As with so many pioneering buildings, Lion Chambers has suffered from its designer's boldness. Insulation was poor, and the thinness of the concrete has resulted in corrosion of the enforcements and progressive decay. The building was renovated in 1979; in 1993 its condition began to cause concern, and a structural survey commissioned by the owners and supported by Historic Scotland concluded that essential repairs would cost £1.3m, more than the owners can afford.
A month ago, Glasgow's Department of Building Control declared Lion Chambers a dangerous structure. It is now shrouded in protective scaffolding. The owners have applied for listed building consent to demolish. Lion Chambers may have a small footprint, but if the adjacent three-storey block on the corner of West Regent Street under the same ownership is also removed, a viable development site will be created.

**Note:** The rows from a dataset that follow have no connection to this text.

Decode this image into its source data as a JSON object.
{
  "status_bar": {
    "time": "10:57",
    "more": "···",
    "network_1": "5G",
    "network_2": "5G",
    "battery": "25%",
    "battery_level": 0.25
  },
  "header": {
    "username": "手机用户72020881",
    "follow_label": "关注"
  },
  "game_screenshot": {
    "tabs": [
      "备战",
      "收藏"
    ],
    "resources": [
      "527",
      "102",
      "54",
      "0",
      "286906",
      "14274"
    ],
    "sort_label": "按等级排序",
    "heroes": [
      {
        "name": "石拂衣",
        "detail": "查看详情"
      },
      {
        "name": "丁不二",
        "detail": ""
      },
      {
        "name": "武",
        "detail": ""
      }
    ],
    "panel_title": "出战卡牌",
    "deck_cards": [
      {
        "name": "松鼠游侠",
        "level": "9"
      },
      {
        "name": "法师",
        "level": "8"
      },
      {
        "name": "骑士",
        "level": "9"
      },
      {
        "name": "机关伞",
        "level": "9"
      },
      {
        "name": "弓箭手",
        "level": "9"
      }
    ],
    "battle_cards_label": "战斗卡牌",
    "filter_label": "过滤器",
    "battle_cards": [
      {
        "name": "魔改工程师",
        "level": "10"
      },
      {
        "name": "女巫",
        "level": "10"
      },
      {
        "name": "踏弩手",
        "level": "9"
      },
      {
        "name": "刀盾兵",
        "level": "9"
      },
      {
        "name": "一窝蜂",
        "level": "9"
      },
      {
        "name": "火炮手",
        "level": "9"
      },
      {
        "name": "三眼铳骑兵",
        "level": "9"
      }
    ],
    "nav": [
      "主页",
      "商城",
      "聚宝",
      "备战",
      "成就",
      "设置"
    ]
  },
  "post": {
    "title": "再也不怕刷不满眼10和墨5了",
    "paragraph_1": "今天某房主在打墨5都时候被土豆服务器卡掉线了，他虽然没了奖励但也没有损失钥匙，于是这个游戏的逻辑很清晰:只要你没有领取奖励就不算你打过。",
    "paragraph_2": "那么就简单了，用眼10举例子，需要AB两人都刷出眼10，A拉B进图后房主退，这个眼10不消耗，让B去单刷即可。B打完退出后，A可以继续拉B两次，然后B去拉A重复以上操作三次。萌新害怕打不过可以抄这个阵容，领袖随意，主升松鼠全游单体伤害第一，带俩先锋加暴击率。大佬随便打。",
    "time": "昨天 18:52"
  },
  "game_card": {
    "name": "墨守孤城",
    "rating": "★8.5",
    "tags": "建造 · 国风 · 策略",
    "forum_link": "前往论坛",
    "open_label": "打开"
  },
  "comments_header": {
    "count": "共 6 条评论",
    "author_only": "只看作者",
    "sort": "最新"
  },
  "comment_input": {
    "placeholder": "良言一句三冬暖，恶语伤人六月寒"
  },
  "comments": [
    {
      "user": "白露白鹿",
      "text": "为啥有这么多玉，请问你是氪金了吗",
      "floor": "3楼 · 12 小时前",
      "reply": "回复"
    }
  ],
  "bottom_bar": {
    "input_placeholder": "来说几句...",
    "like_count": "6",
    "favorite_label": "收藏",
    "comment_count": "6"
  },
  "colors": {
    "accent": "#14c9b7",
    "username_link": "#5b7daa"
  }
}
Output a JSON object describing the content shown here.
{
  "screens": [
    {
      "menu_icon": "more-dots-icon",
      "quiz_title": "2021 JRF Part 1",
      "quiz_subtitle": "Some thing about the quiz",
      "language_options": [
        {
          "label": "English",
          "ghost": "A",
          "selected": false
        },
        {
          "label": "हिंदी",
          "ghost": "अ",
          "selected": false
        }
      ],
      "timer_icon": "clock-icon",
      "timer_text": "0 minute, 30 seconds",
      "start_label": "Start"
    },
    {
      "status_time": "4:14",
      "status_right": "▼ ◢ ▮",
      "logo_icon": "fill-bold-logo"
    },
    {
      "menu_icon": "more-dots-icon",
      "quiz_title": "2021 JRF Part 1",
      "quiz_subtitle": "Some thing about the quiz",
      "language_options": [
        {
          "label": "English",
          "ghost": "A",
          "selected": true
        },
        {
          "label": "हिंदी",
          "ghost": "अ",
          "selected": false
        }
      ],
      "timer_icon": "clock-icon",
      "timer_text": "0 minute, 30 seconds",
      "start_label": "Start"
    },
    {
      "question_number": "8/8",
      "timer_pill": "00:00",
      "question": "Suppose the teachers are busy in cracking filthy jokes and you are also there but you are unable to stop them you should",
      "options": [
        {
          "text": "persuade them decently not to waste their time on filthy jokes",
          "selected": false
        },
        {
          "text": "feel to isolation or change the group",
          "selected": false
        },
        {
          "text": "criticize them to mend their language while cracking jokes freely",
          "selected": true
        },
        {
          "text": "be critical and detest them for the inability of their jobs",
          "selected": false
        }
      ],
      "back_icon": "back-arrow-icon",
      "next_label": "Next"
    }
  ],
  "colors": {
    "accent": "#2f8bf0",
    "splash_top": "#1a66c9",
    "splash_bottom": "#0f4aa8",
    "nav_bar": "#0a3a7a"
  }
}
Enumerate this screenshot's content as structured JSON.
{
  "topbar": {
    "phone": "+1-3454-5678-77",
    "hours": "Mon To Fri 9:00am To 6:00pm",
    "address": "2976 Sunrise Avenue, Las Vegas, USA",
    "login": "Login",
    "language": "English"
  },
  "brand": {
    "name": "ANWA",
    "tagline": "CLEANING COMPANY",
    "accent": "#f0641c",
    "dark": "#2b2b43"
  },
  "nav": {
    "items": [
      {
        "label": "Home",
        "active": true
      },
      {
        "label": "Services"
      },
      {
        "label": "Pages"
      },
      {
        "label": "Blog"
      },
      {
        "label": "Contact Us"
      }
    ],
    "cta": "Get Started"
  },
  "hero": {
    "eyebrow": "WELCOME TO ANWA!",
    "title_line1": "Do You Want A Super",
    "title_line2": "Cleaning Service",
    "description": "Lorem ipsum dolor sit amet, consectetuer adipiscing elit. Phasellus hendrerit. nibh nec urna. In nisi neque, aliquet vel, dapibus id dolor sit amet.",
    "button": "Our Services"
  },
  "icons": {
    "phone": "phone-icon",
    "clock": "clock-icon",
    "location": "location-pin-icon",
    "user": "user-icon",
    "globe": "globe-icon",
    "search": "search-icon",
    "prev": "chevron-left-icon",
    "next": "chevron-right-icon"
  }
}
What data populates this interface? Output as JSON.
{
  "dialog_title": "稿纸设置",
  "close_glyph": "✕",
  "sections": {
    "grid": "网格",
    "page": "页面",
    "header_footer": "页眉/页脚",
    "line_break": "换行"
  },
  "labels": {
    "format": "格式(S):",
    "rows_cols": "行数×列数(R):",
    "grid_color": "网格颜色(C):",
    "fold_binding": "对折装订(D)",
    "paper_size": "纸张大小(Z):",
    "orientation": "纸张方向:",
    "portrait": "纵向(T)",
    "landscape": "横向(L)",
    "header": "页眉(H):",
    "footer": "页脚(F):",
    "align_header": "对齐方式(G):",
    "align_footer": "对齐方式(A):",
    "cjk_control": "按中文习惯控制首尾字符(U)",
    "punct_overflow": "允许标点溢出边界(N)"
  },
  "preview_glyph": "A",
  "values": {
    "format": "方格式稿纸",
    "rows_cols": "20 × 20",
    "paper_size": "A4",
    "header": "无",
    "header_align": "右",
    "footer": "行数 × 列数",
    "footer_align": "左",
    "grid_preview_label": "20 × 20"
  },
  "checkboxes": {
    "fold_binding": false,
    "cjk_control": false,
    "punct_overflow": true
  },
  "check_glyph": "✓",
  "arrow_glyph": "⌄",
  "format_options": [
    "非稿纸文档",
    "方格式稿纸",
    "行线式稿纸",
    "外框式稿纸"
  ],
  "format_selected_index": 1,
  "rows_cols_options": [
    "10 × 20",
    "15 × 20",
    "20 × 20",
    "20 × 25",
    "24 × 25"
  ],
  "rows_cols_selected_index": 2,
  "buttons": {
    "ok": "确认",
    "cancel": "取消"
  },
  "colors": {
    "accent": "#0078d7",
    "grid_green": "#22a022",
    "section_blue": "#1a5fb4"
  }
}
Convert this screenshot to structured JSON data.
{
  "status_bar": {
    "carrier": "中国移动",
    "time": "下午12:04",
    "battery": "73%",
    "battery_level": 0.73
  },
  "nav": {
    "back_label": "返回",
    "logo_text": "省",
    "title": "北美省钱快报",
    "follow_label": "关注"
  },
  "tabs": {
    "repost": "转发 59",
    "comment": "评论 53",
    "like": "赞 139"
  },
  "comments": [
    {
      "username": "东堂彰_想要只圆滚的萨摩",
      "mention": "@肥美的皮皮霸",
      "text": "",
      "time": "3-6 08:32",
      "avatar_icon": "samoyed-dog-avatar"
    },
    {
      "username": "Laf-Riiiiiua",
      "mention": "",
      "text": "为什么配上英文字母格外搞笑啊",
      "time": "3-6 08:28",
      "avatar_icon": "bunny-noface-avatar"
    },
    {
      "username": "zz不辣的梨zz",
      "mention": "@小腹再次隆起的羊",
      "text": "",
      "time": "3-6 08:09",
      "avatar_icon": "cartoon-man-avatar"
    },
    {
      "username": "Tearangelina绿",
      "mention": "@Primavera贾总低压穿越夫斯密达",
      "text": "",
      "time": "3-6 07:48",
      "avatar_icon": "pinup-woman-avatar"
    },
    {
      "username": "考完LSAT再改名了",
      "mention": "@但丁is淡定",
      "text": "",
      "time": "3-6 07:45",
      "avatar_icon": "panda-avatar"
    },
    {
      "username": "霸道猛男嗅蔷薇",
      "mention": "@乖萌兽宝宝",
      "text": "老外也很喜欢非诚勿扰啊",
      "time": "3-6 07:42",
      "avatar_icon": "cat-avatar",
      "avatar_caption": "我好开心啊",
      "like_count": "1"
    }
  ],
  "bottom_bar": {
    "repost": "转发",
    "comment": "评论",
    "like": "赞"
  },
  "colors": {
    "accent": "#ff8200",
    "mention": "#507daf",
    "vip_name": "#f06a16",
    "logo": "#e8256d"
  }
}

Lion Chambers is listed Category A, as much for its pioneering structure as its appearance, yet Historic Scotland is reluctant to grant-aid any restoration that it believes will only extend the life of the building by a few years.
Possibly, Lion Chambers is doomed to disintegrate, but possibly not. Before Salmon's concrete baronial castle is condemned, a second opinion simply must be sought. In the last few years, our understanding of the problems of early concrete structures has made great advances, so that celebrated dilapidated buildings, such as the Bauhaus, are being, or have been, carefully restored.
In the last year, Glasgow has lost several precious and unique 1850s cast-iron buildings in Jamaica Street, while beautiful but long-derelict iron-framed Grecian warehouses, possibly by "Greek" Thomson, at Glasgow Cross, have been condemned, although their rehabilitation is crucial to the regeneration of the heart of the ancient city. For Glasgow complacently to acquiesce in the loss of Lion Chambers might suggest to cynics that the hard-won title of City of Architecture and Design in 1999 is rather a fraud.